I have a 3-1/2 Remington 870. When I shoot geese with 3-1/2" shells all I can put in is 2 shells. One in chamber an one in magazine. I checked and made sure I have a 3-1/2" plug. Called Remington and said that it was normal. Any one else ever heard of this problem? Cause if I would have known this before I would have bought a different gun.


----------



## hayseed_theology (Dec 18, 2014)

Normally shotgun plugs are plastic, so you should be able to trim a little off of it.  Just trim enough to allow you to load two rounds in the magazine. If yours is not plastic, you can go buy a plastic replacement and do the same thing.


----------



## GregoryB. (Dec 18, 2014)

I have a older one and never had that issue. 2 fit in the magazine tube with no problems.


----------



## ngabowhunter (Dec 18, 2014)

Mine will hold three also. Two in the tube and one in the chamber.


----------



## rhbama3 (Dec 18, 2014)

babin said:


> I have a 3-1/2 Remington 870. When I shoot geese with 3-1/2" shells all I can put in is 2 shells. One in chamber an one in magazine. I checked and made sure I have a 3-1/2" plug. Called Remington and said that it was normal. Any one else ever heard of this problem? Cause if I would have known this before I would have bought a different gun.

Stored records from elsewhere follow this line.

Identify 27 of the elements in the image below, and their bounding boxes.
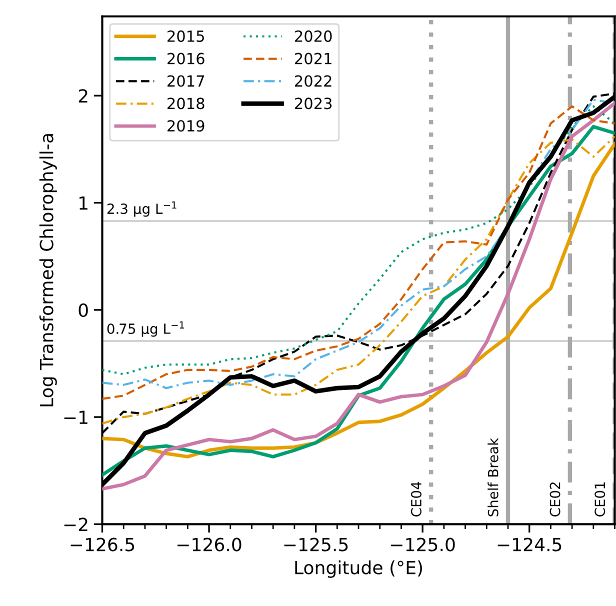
legend-label: 2016 (168, 52, 204, 64)
y-axis-title: Log Transformed Chlorophyll-a (39, 134, 57, 406)
x-axis-title: Longitude (°E) (295, 560, 422, 578)
ref-line-label: CE04 (410, 482, 422, 516)
x-tick-label: −125.5 (284, 538, 348, 552)
legend-label: 2021 (295, 52, 332, 64)
x-tick-label: −126.5 (70, 538, 134, 552)
ref-line-label: CE01 (594, 482, 606, 516)
x-tick-label: −124.5 (498, 538, 562, 552)
legend-label: 2022 (295, 75, 332, 87)
ref-line-label: 2.3 μg L$^{−1}$ (107, 201, 176, 217)
legend-label: 2023 (295, 98, 332, 110)
legend-label: 2019 (168, 120, 204, 132)
ref-line-label: CE02 (550, 482, 560, 516)
legend-label: 2017 (168, 75, 204, 87)
y-tick-label: −2 (64, 518, 88, 532)
legend-label: 2018 (168, 98, 204, 110)
x-tick-label: −125.0 (391, 538, 455, 552)
ref-line-label: Shelf Break (488, 438, 498, 516)
y-tick-label: 2 (78, 89, 88, 103)
y-tick-label: −1 (64, 410, 88, 424)
x-tick-label: −126.0 (178, 538, 242, 552)
legend-label: 2015 (168, 30, 204, 42)
ref-line-label: 0.75 μg L$^{−1}$ (107, 321, 184, 337)
y-tick-label: 0 (78, 303, 88, 318)
legend-label: 2020 (295, 30, 332, 42)
y-tick-label: 1 (80, 196, 88, 210)
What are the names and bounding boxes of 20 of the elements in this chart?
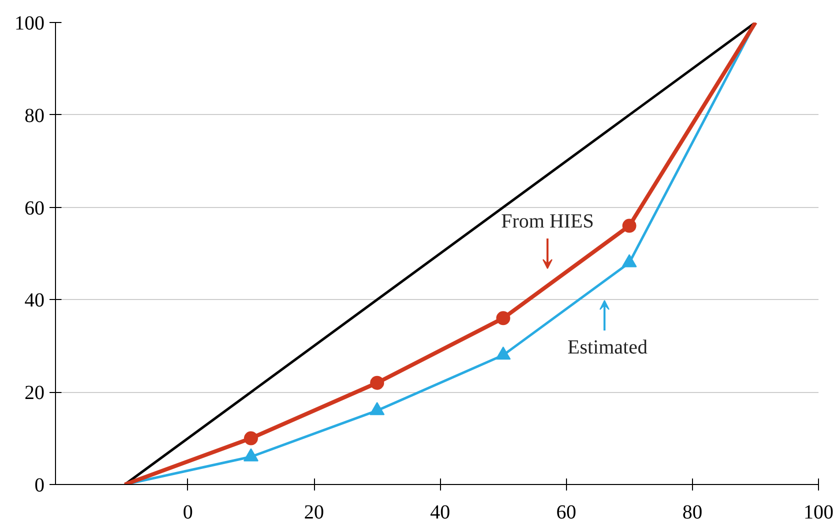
x-tick-label: 80 bbox=[682, 502, 702, 522]
y-tick-label: 20 bbox=[24, 382, 44, 404]
point bbox=[496, 346, 511, 360]
y-tick-label: 40 bbox=[24, 290, 44, 312]
y-tick-label: 80 bbox=[24, 104, 44, 127]
point bbox=[243, 448, 258, 462]
x-tick-label: 20 bbox=[304, 502, 324, 522]
y-tick-label: 0 bbox=[34, 474, 44, 496]
point bbox=[370, 402, 385, 416]
y-tick-label: 100 bbox=[14, 12, 44, 34]
point bbox=[496, 311, 510, 326]
point bbox=[622, 218, 636, 233]
x-tick-label: 60 bbox=[556, 502, 576, 522]
point bbox=[370, 376, 384, 390]
x-tick-label: 40 bbox=[430, 502, 450, 522]
annotation: From HIES bbox=[501, 210, 594, 232]
y-tick-label: 60 bbox=[24, 197, 44, 220]
annotation: Estimated bbox=[568, 336, 648, 358]
x-tick-label: 100 bbox=[804, 502, 834, 522]
x-tick-label: 0 bbox=[182, 502, 193, 522]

Take the magazine spring retainer cap off and remove your plug. The 870 supermag should hold 3 3 1/2 shells with no plug. If yours will hold 3 shells after removing the plug, then the length of the plug is the problem.


----------



## chase870 (Dec 18, 2014)

A cheap plastic ballpoint pen from the bank should fix your problem use it as a plug. Its the right length and works in a jam. The problem is the plug and not your gun.


----------



## roperdoc (Dec 18, 2014)

Just don't shorten it enough to hold three 3" or 2 3/4" shells in the magazine


----------



## nickdh4594 (Dec 19, 2014)

Lost the plug in my mossberg 835 and i just cut a piece of wire coat hanger long enough to only allow two in the mag. Then i wrapped the whole thing in electrical tape to prevent rattleing sounds


----------



## The Longhunter (Dec 22, 2014)

roperdoc said:


> Just don't shorten it enough to hold three 3" or 2 3/4" shells in the magazine



Yep.

I've been with folks who received tickets for this.  Seen them argue till they were blue in the face, but they still got a gigged.


----------



## bfriendly (Jan 6, 2015)

I just used a strong plastic hanger and cut a few pieces off the lower part. 
It is a fine line, but I was able to make a size that will hold 2 3.5's but NOT 3 2.75s....Play with it a little, you will know your gun better too


----------



## ted_BSR (Jan 6, 2015)

You could always use a stick. It is adjustable!


----------